A few years ago, I went to the local high school’s first home football game, which, like most home openers, was well-attended.

Afterward, I was exhausted. I mean, absolutely exhausted, like I had lead around my shoulders. I’d had a hard week at work, but the level of exhaustion was practically preternatural.

I realized the next day that I frequently have that feeling after returning home from many hours among crowds: the feeling of exhaustion.

The experience also tends to put me in a bad mood. Or, more precisely, it puts me in a different frame of mind that I don’t find pleasant. It’s like the experience somehow upsets my (already limited) equanimity.

My distaste for crowds doesn’t rise to the level of agoraphobia, but it’s nonetheless pretty sharp. I don’t know where it comes from (Do I dislike people? Am I weird? Am I so self-conscious (vain) that I’m constantly on edge when others can see me?).

Regardless of where it comes from, I don’t think I can help it: like it or not, when I come back from an event with crowds, I’m out of sorts.

A few weeks later, I was going through my highlightings in Seneca’s letters. I came across his comments about crowds. They gave me comfort:

[W]hat you should regard as especially to be avoided? I say, crowds. . . [When I go out among crowds] I never bring back home the same character that I took abroad with me. . . . To consort with the crowd is harmful; there is no person who does not make some vice attractive to us, or stamp it upon us, or taint us unconsciously therewith. . . . I come home more greedy, more ambitious, more voluptuous, and even more cruel and inhuman, because I have been among human beings.

So, if I’m weird, I take comfort knowing I stand in company with the great Seneca.

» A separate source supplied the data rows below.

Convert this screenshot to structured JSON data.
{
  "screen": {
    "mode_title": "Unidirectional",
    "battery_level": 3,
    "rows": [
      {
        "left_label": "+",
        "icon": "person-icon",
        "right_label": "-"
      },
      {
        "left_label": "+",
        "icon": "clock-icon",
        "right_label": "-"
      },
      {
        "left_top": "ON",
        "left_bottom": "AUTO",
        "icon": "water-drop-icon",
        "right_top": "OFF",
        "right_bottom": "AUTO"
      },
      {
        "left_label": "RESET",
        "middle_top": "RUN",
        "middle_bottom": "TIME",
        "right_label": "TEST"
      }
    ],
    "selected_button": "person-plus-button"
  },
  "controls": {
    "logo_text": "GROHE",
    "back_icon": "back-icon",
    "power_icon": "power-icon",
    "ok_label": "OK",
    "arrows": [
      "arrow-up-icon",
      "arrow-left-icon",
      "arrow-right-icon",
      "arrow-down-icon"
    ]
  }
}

Seneca, incidentally, explained why crowds aren’t good for virtue. I think he’s at least partly right:

Much harm is done by a single case of indulgence or greed; the familiar friend, if he be luxurious, weakens and softens us imperceptibly; the neighbor, if he be rich, rouses our covetousness; the companion, if he be slanderous, rubs off some of his rust upon us, even though we be spotless and sincere. What then do you think the effect will be on character, when the world at large assaults it!